Should the death sentence be abolished or maintained for certain crimes?
By John Isaac
In recent times, there has been plenty of debate and mixed opinions as to whether the death penalty should be abolished in our country.
Several NGOs have been pushing strongly for this and the government has since agreed to it.
However, there are those who still strongly feel that the death sentence should be maintained for certain offences.
The Retired Senior Police Officers Association of Malaysia (Respa) for one, said it supports the stand of families of murdered victims who want the death sentence to remain.
Its president Tan Sri Ismail Che Rus said that no crime should go unpunished, whatever the degree of punishment.
“In respect of the death penalty, the sentence should depend on the severity and circumstances of the crime.
“We support the stand of families of murdered victims that the death sentence should remain while also supporting the views of cross-sections of the public that the death penalty should be reserved for serious crimes so that justice will truly be served,” he said.
The association also feels that those currently on death row can have their sentences commuted to life imprisonment after due and careful evaluation of their sentences, taking into consideration that they have truly repented, he added.
“For drug trafficking cases under the Dangerous Drugs Act 1952, there are instances where the mandatory death sentence is warranted due to overwhelming grounds," said Ismail.

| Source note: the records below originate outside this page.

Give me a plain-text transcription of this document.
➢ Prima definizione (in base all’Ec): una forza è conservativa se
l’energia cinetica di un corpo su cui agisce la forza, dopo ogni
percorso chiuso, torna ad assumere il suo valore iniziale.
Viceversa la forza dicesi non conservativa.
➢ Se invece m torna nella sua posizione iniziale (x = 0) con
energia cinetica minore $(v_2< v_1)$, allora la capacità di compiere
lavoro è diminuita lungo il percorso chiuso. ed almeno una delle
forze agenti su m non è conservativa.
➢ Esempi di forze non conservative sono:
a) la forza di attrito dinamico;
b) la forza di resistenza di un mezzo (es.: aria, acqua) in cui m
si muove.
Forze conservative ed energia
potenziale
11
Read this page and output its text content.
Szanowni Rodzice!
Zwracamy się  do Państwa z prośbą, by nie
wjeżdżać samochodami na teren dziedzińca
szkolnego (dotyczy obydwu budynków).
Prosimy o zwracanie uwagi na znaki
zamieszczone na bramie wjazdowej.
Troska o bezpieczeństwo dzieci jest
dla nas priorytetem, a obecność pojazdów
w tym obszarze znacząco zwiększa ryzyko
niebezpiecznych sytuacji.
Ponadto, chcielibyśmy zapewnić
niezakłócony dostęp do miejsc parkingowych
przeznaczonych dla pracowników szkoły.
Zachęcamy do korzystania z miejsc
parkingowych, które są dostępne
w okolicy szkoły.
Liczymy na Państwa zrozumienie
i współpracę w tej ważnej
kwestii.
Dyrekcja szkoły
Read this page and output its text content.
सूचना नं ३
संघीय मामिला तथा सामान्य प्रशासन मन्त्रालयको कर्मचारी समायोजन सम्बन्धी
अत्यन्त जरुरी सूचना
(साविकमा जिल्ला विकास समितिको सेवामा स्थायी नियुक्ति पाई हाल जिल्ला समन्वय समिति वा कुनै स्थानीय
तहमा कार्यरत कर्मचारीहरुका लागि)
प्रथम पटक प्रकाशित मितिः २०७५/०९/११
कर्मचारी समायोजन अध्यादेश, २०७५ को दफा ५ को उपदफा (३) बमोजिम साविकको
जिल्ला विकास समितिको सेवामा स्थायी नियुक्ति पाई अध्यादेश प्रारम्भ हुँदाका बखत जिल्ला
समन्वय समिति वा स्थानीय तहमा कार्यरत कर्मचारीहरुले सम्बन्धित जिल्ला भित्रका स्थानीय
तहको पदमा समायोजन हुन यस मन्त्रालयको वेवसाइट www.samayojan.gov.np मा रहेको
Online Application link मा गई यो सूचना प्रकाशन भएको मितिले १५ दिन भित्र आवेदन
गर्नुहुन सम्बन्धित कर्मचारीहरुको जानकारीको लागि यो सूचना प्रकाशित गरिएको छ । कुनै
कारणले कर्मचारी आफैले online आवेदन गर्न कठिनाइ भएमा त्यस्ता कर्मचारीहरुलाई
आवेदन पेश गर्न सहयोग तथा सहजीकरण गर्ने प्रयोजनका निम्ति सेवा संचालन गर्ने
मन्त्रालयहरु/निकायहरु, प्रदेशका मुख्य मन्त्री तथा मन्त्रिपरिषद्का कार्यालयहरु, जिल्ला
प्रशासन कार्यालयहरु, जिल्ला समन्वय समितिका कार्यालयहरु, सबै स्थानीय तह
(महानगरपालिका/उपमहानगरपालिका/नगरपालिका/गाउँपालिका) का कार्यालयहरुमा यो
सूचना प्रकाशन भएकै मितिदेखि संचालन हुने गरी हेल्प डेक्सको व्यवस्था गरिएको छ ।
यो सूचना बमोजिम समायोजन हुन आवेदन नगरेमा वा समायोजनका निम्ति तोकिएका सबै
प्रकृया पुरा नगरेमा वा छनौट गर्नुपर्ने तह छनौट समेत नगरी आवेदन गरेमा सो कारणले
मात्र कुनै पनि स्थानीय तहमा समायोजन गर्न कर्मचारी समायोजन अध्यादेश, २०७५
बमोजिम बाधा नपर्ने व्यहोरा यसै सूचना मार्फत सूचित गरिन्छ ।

To an extent, what Respa is asking for does make sense, especially if the victim was your own family member.
Towards this respect, many feel the death sentence should be maintained when it comes to crimes concerning children.
For example, one school of thought is of the opinion that serious sexual crimes against children where the victim's entire future is ruined should be severely punished.
While they agree that drugs can kill, many feel that drug addiction is not forced on a person, but a crime of choice, while a child is an innocent being who can be easily victimised.
During a recent debate on the death sentence, there were those who felt that the sentence should be maintained for crimes such as murder where there is overwhelming evidence to prove the offence, and also sexual crimes, like rape and those against children.
A majority of those who participated in the debate felt greater protection should be given to women and children and that such a harsh penalty, like the death sentence will help deter such crimes.
What do you think? Should the death sentence be abolished or should it be maintained for certain crimes?